Ruben Ayvazian was among 15 individuals who initially applied for registration as cadidates in the February 18 presidential election.
He said he decided on Tuesday not to carry on with his presidential bid after “consulting” with fellow members of Armenia’s second largest parliamentary party. He did not name any of them.
“They are my close friends. Their advice carries a lot of weight with me,” Ayvazian told RFE/RL’s Armenian service (Azatutyun.am).
“Since the party board decided not to participate in the election I must fall in line and not participate,” he said.
Naira Zohrabian, a senior BHK member close to Tsarukian, praised Ayvazian for making “the right decision.” “Prosperous Armenia is a disciplined party,” she told RFE/RL’s Armenian service (Azatutyun.am). “The party has declared that it will not take part in the election in any format.
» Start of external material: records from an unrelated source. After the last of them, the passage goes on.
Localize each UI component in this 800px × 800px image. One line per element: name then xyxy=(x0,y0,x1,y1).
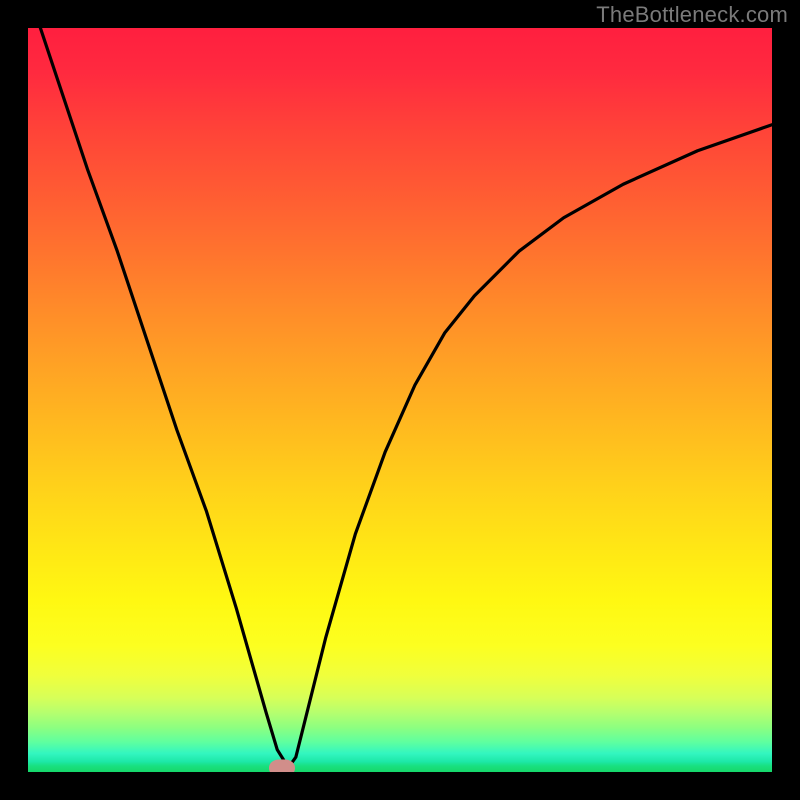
optimum-marker xyxy=(269,759,295,772)
curve-path xyxy=(28,28,772,768)
bottleneck-curve xyxy=(28,28,772,772)
chart-container: TheBottleneck.com xyxy=(0,0,800,800)
watermark-text: TheBottleneck.com xyxy=(596,2,788,28)
plot-area xyxy=(28,28,772,772)
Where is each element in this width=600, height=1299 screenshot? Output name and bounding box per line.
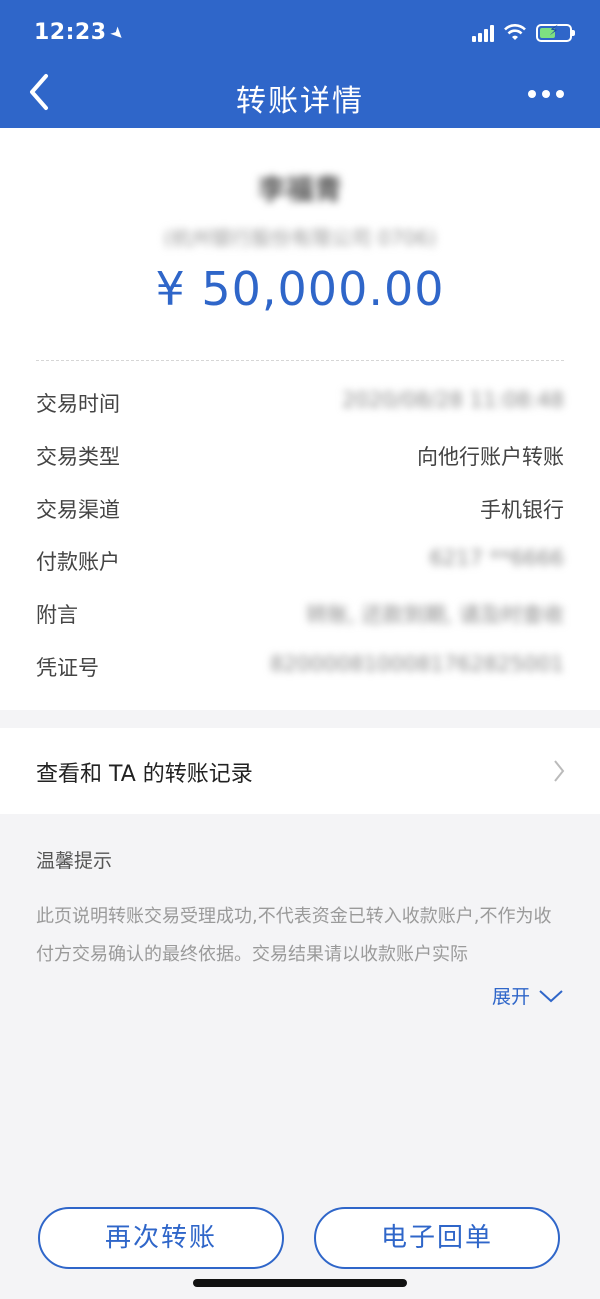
detail-row-voucher: 凭证号 8200008100081762825001 [36,646,564,686]
home-indicator[interactable] [193,1279,407,1287]
detail-label: 附言 [36,603,78,627]
detail-value: 8200008100081762825001 [270,652,564,676]
status-bar-icons: ⚡ [472,23,575,42]
detail-row-channel: 交易渠道 手机银行 [36,488,564,528]
detail-label: 交易时间 [36,392,120,416]
status-time-text: 12:23 [34,20,107,45]
chevron-right-icon [554,760,565,782]
detail-row-time: 交易时间 2020/08/28 11:08:48 [36,382,564,422]
transfer-again-button[interactable]: 再次转账 [38,1207,284,1269]
detail-label: 交易渠道 [36,498,120,522]
battery-icon: ⚡ [536,23,575,42]
status-bar-time: 12:23➤ [34,20,129,45]
detail-label: 交易类型 [36,445,120,469]
chevron-down-icon [539,989,563,1002]
more-options-icon[interactable] [528,90,564,98]
tips-title: 温馨提示 [36,850,113,872]
app-header: 12:23➤ ⚡ 转账详情 [0,0,600,128]
payee-bank: (杭州银行股份有限公司 0706) [163,226,437,250]
cellular-signal-icon [472,24,494,42]
tips-body: 此页说明转账交易受理成功,不代表资金已转入收款账户,不作为收付方交易确认的最终依… [36,906,552,965]
detail-value: 6217 **6666 [429,546,564,570]
detail-label: 付款账户 [36,550,120,574]
transfer-detail-card: 李福青 (杭州银行股份有限公司 0706) ¥ 50,000.00 交易时间 2… [0,128,600,710]
detail-value: 向他行账户转账 [417,445,564,469]
detail-label: 凭证号 [36,656,99,680]
transfer-records-link[interactable]: 查看和 TA 的转账记录 [0,728,600,814]
location-arrow-icon: ➤ [105,21,130,46]
wifi-icon [504,24,526,40]
detail-value: 手机银行 [480,498,564,522]
page-title: 转账详情 [236,84,364,119]
detail-value: 2020/08/28 11:08:48 [341,388,564,412]
dashed-divider [36,360,564,361]
expand-tips-button[interactable]: 展开 [492,982,564,1009]
expand-label: 展开 [491,986,530,1008]
charging-bolt-icon: ⚡ [549,23,559,39]
payee-name: 李福青 [257,173,342,206]
detail-row-type: 交易类型 向他行账户转账 [36,435,564,475]
detail-value: 转账, 还款到期, 请及时查收 [306,603,564,627]
transfer-amount: ¥ 50,000.00 [155,262,445,316]
transfer-records-label: 查看和 TA 的转账记录 [36,762,253,787]
detail-row-account: 付款账户 6217 **6666 [36,540,564,580]
detail-row-memo: 附言 转账, 还款到期, 请及时查收 [36,593,564,633]
e-receipt-button[interactable]: 电子回单 [314,1207,560,1269]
So it would not have been comprehensible if a party member had come up with such initiative.”
Zohrabian insisted at the same time that the party leadership did not exert pressure on Ayvazian.
Tsarukian was widely expected to become President Serzh Sarkisian’s main election challenger after pulling the BHK out of Armenia’s governing coalition in June 2012. However, he announced last month that he will not run in the election. He and his party also decided not to back other presidential candidates.
The unexpected move followed Tsarukian’s confidential December 8 meeting with Sarkisian.
Ayvazian, who is a lawyer working with the European Court of Human Rights in Strasbourg, claimed that he would have been the main opposition candidate in the race. “If the people read my program and realized that it offers the only true path, I would get most votes,” he said.
The program calls for Armenia’s “salvation” through economic and political reforms as well as confiscation of private property and business assets which Ayvazian says were illegally privatized after the Soviet collapse.